Since then, Amber had looked into the sky more and more often, in the hope of seeing the Ganymede appearing on the horizon, while her hope made way for the horrible certainty that Locatelli hadn’t made it. Momoka, who was driving the second rover, had lapsed into silence. No one was particularly talkative. Only after quite a long time did Amber speak to her father-in-law on a special frequency so that the others couldn’t listen in on the conversation.

‘You kept a few things to yourself back then.’

‘How do you work that out?’

‘Just a gut feeling.’ She scanned the horizon. ‘A little thing that tells women when men are lying or not telling the whole truth.’

‘That’s enough of your intuition.’

‘No, really. It’s just that women are more gifted at lying. We’ve perfected the repertoire of dissimulation – that’s why we can see the truth gleaming as if through fine silk when you lie. You talked about the possibility of an attack. On some Orley facility somewhere or other. Carl runs amok, communication fails, and in retrospect it becomes clear that he went behind your back two days ago and took a night-time joyride on the Lunar Express.’

‘And none of it makes any sense.’

‘No, it does. It makes sense if Carl’s the guy who’s supposed to carry out the attack.’

‘Here on the Moon?’

‘Don’t act like I’m retarded. Here on the Moon! Which would mean that it isn’t just
some facility or other
, but one in particular.’

They scooted on across the dark, monotonous basalt of the Oceanus Procellarum, already within the vicinity of the Mare Imbrium. For the first time they were able to take the rover up to its top speed, albeit at the cost of a very bumpy ride, as the chassis seesawed up and down and the vehicle kept lifting off the ground. In the distance, hills became visible, the Gruithuisen region, a chain of craters, mountains and extinct volcanic domes that stretched all the way to Cape Heraclides.

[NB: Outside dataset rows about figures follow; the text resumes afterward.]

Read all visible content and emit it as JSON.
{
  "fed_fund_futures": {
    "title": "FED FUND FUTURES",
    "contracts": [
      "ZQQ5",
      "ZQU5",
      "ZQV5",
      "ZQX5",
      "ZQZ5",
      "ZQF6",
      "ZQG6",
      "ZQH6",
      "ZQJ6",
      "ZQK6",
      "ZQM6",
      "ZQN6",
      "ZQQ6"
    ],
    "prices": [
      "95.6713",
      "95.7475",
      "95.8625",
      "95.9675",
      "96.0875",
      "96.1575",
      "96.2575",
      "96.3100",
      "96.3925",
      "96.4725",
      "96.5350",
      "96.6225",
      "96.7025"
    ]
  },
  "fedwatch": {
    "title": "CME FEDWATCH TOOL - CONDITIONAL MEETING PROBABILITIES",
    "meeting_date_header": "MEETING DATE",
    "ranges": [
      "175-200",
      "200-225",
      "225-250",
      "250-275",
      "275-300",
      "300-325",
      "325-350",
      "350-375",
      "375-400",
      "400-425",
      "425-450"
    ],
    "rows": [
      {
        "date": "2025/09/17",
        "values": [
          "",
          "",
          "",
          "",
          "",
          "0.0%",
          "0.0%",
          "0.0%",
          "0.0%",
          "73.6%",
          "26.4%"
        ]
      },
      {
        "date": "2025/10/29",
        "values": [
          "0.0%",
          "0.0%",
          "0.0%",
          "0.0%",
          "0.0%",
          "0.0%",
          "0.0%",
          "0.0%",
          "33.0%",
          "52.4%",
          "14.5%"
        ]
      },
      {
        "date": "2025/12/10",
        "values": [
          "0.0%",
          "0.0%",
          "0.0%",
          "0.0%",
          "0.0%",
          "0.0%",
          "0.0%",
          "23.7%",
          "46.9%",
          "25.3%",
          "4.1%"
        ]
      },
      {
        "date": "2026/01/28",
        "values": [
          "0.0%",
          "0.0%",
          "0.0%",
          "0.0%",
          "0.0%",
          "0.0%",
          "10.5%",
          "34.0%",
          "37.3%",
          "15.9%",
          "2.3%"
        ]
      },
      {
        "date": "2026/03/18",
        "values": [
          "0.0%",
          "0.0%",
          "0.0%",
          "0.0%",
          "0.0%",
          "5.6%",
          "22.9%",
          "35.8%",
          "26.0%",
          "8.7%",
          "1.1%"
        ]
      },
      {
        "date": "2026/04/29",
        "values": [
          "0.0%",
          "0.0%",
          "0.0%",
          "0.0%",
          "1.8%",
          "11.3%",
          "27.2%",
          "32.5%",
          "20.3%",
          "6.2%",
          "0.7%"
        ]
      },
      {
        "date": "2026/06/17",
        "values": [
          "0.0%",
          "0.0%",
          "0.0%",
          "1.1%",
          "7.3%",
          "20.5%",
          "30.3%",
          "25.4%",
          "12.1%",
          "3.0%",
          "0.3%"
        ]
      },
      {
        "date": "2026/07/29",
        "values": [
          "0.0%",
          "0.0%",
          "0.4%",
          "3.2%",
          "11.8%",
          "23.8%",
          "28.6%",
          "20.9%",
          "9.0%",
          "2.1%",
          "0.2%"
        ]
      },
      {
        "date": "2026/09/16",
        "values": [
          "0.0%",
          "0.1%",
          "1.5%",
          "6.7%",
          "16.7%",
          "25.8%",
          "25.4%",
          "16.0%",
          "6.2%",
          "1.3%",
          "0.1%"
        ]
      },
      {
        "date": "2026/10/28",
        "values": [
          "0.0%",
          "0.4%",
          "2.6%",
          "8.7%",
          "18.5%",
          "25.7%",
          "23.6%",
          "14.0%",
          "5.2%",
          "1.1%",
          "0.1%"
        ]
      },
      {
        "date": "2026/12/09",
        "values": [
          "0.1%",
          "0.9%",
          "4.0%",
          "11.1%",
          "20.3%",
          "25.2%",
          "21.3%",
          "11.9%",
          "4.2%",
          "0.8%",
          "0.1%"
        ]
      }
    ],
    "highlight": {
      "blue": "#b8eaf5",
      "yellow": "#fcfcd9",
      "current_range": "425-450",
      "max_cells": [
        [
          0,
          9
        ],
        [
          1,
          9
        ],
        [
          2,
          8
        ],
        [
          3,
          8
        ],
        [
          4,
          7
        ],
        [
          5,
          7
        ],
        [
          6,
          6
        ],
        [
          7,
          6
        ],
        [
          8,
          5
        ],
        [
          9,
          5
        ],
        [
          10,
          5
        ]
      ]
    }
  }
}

‘One more thing,’ said Julian. ‘Can I talk to you about Lynn?’

‘As long as it leads to an answer to my question, whenever you like.’

‘How does she seem to you?’

‘She’s got a problem.’

‘Tim’s always saying that.’

‘Given that he’s
always
saying it, you really don’t listen to him very often.’

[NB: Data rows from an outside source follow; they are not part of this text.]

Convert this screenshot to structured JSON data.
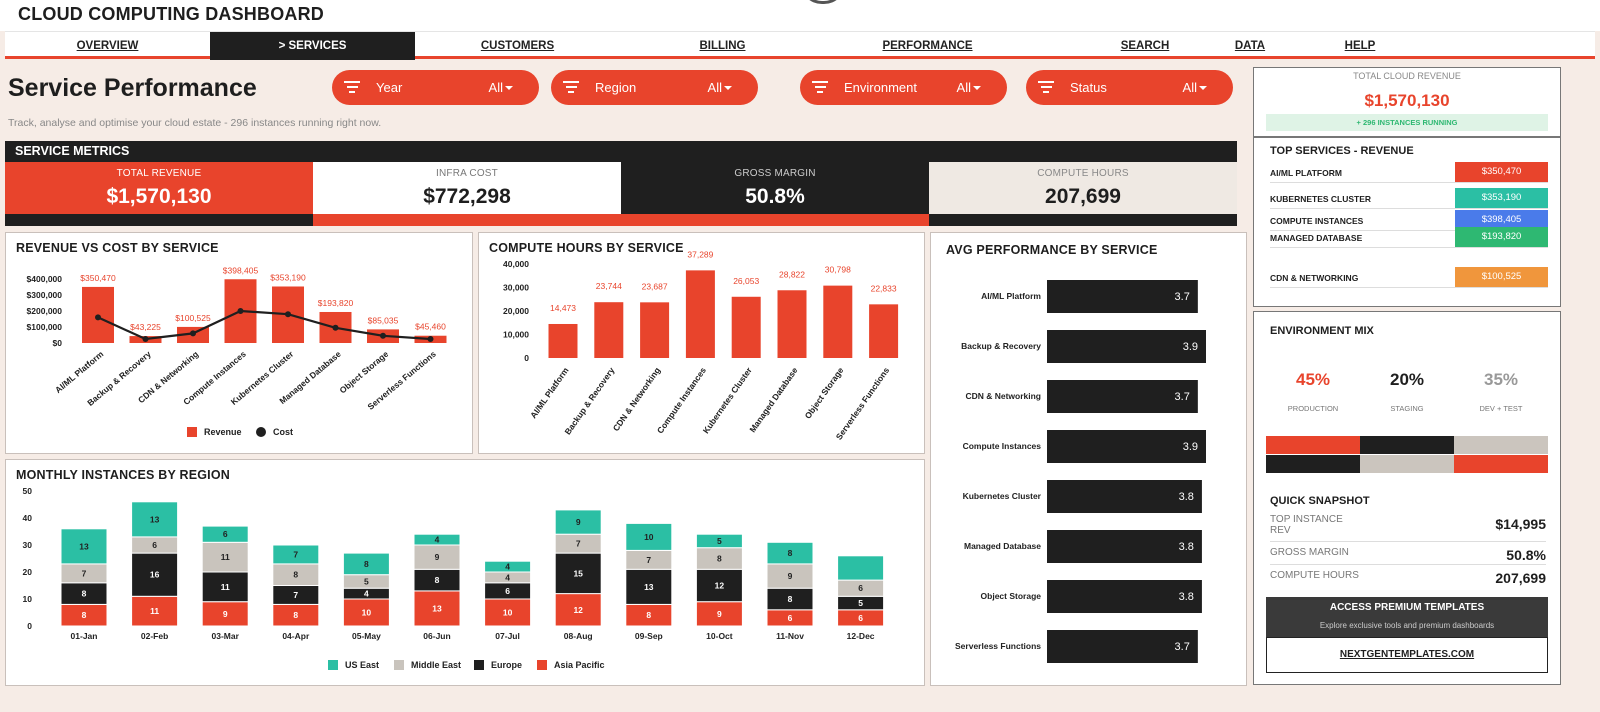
{
  "app": {
    "title": "CLOUD COMPUTING DASHBOARD"
  },
  "nav": [
    {
      "label": "OVERVIEW",
      "active": false
    },
    {
      "label": "> SERVICES",
      "active": true
    },
    {
      "label": "CUSTOMERS",
      "active": false
    },
    {
      "label": "BILLING",
      "active": false
    },
    {
      "label": "PERFORMANCE",
      "active": false
    },
    {
      "label": "SEARCH",
      "active": false
    },
    {
      "label": "DATA",
      "active": false
    },
    {
      "label": "HELP",
      "active": false
    }
  ],
  "page": {
    "title": "Service Performance",
    "subtitle": "Track, analyse and optimise your cloud estate  -  296 instances running right now."
  },
  "filters": [
    {
      "label": "Year",
      "value": "All"
    },
    {
      "label": "Region",
      "value": "All"
    },
    {
      "label": "Environment",
      "value": "All"
    },
    {
      "label": "Status",
      "value": "All"
    }
  ],
  "metrics": {
    "header": "SERVICE METRICS",
    "kpis": [
      {
        "label": "TOTAL REVENUE",
        "value": "$1,570,130"
      },
      {
        "label": "INFRA COST",
        "value": "$772,298"
      },
      {
        "label": "GROSS MARGIN",
        "value": "50.8%"
      },
      {
        "label": "COMPUTE HOURS",
        "value": "207,699"
      }
    ]
  },
  "panels": {
    "rev_cost": "REVENUE VS COST BY SERVICE",
    "compute": "COMPUTE HOURS BY SERVICE",
    "avg_perf": "AVG PERFORMANCE BY SERVICE",
    "monthly": "MONTHLY INSTANCES BY REGION"
  },
  "chart_data": [
    {
      "type": "bar",
      "title": "REVENUE VS COST BY SERVICE",
      "categories": [
        "AI/ML Platform",
        "Backup & Recovery",
        "CDN & Networking",
        "Compute Instances",
        "Kubernetes Cluster",
        "Managed Database",
        "Object Storage",
        "Serverless Functions"
      ],
      "series": [
        {
          "name": "Revenue",
          "type": "bar",
          "values": [
            350470,
            43225,
            100525,
            398405,
            353190,
            193820,
            85035,
            45460
          ]
        },
        {
          "name": "Cost",
          "type": "line",
          "values": [
            160000,
            25000,
            60000,
            200000,
            180000,
            95000,
            45000,
            25000
          ]
        }
      ],
      "data_labels": [
        "$350,470",
        "$43,225",
        "$100,525",
        "$398,405",
        "$353,190",
        "$193,820",
        "$85,035",
        "$45,460"
      ],
      "yticks": [
        "$400,000",
        "$300,000",
        "$200,000",
        "$100,000",
        "$0"
      ],
      "ylim": [
        0,
        400000
      ],
      "legend": "bottom"
    },
    {
      "type": "bar",
      "title": "COMPUTE HOURS BY SERVICE",
      "categories": [
        "AI/ML Platform",
        "Backup & Recovery",
        "CDN & Networking",
        "Compute Instances",
        "Kubernetes Cluster",
        "Managed Database",
        "Object Storage",
        "Serverless Functions"
      ],
      "values": [
        14473,
        23744,
        23687,
        37289,
        26053,
        28822,
        30798,
        22833
      ],
      "data_labels": [
        "14,473",
        "23,744",
        "23,687",
        "37,289",
        "26,053",
        "28,822",
        "30,798",
        "22,833"
      ],
      "yticks": [
        "40,000",
        "30,000",
        "20,000",
        "10,000",
        "0"
      ],
      "ylim": [
        0,
        40000
      ]
    },
    {
      "type": "bar",
      "title": "AVG PERFORMANCE BY SERVICE",
      "orientation": "horizontal",
      "categories": [
        "AI/ML Platform",
        "Backup & Recovery",
        "CDN & Networking",
        "Compute Instances",
        "Kubernetes Cluster",
        "Managed Database",
        "Object Storage",
        "Serverless Functions"
      ],
      "values": [
        3.7,
        3.9,
        3.7,
        3.9,
        3.8,
        3.8,
        3.8,
        3.7
      ],
      "data_labels": [
        "3.7",
        "3.9",
        "3.7",
        "3.9",
        "3.8",
        "3.8",
        "3.8",
        "3.7"
      ],
      "xlim": [
        0,
        3.9
      ]
    },
    {
      "type": "bar",
      "stacked": true,
      "title": "MONTHLY INSTANCES BY REGION",
      "categories": [
        "01-Jan",
        "02-Feb",
        "03-Mar",
        "04-Apr",
        "05-May",
        "06-Jun",
        "07-Jul",
        "08-Aug",
        "09-Sep",
        "10-Oct",
        "11-Nov",
        "12-Dec"
      ],
      "series": [
        {
          "name": "Asia Pacific",
          "values": [
            8,
            11,
            9,
            8,
            10,
            13,
            10,
            12,
            8,
            9,
            6,
            6
          ]
        },
        {
          "name": "Europe",
          "values": [
            8,
            16,
            11,
            7,
            4,
            8,
            6,
            15,
            13,
            12,
            8,
            5
          ]
        },
        {
          "name": "Middle East",
          "values": [
            7,
            6,
            11,
            8,
            5,
            9,
            4,
            7,
            7,
            8,
            9,
            6
          ]
        },
        {
          "name": "US East",
          "values": [
            13,
            13,
            6,
            7,
            8,
            4,
            4,
            9,
            10,
            5,
            8,
            9
          ]
        }
      ],
      "display_labels": {
        "US East": [
          "13",
          "13",
          "6",
          "7",
          "8",
          "4",
          "4",
          "9",
          "10",
          "5",
          "8",
          ""
        ]
      },
      "yticks": [
        "50",
        "40",
        "30",
        "20",
        "10",
        "0"
      ],
      "ylim": [
        0,
        50
      ],
      "legend": "bottom",
      "legend_order": [
        "US East",
        "Middle East",
        "Europe",
        "Asia Pacific"
      ]
    }
  ],
  "legends": {
    "rev_cost": [
      "Revenue",
      "Cost"
    ],
    "monthly": [
      "US East",
      "Middle East",
      "Europe",
      "Asia Pacific"
    ]
  },
  "colors": {
    "accent": "#e8442c",
    "dark": "#1f1f1f",
    "us_east": "#2bbfa4",
    "middle_east": "#c9c4bd",
    "europe": "#1f1f1f",
    "asia_pacific": "#e8442c"
  },
  "total_cloud": {
    "label": "TOTAL CLOUD REVENUE",
    "value": "$1,570,130",
    "badge": "+ 296 INSTANCES RUNNING"
  },
  "top_services": {
    "title": "TOP SERVICES - REVENUE",
    "items": [
      {
        "name": "AI/ML PLATFORM",
        "value": "$350,470",
        "color": "#e8442c"
      },
      {
        "name": "KUBERNETES CLUSTER",
        "value": "$353,190",
        "color": "#2bbfa4"
      },
      {
        "name": "COMPUTE INSTANCES",
        "value": "$398,405",
        "color": "#4a7bea"
      },
      {
        "name": "MANAGED DATABASE",
        "value": "$193,820",
        "color": "#2eb872"
      },
      {
        "name": "CDN & NETWORKING",
        "value": "$100,525",
        "color": "#f0963c"
      }
    ]
  },
  "env_mix": {
    "title": "ENVIRONMENT MIX",
    "items": [
      {
        "pct": "45%",
        "label": "PRODUCTION",
        "color": "#e8442c",
        "share": 0.45
      },
      {
        "pct": "20%",
        "label": "STAGING",
        "color": "#1f1f1f",
        "share": 0.2
      },
      {
        "pct": "35%",
        "label": "DEV + TEST",
        "color": "#999999",
        "share": 0.35
      }
    ]
  },
  "snapshot": {
    "title": "QUICK SNAPSHOT",
    "rows": [
      {
        "label": "TOP INSTANCE\nREV",
        "value": "$14,995"
      },
      {
        "label": "GROSS MARGIN",
        "value": "50.8%"
      },
      {
        "label": "COMPUTE HOURS",
        "value": "207,699"
      }
    ]
  },
  "premium": {
    "title": "ACCESS PREMIUM TEMPLATES",
    "subtitle": "Explore exclusive tools and premium dashboards",
    "link": "NEXTGENTEMPLATES.COM"
  }
}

‘Because he’s always going on at me! You know that. It’s impossible to say a sensible word about the girl to him!’

‘Perhaps because good sense hasn’t much to do with her condition.’

‘Then
you
tell me what her problem is.’

‘Her imagination, I would say.’

‘Oh, brilliant!’ snorted Julian. ‘If that were the case, I’d be inundated with problems.’

‘When the imagination overpowers reason, it’s always a kind of madness,’ Amber observed sententiously. ‘You’re a bit mad too, but you’re a special case. You distribute your madness to everybody with both hands, you cultivate it, people applaud you for it. You love your madness, and that’s why it loves you and enables you to save the world. Have you ever been troubled by the idea that you might have overstretched yourself?’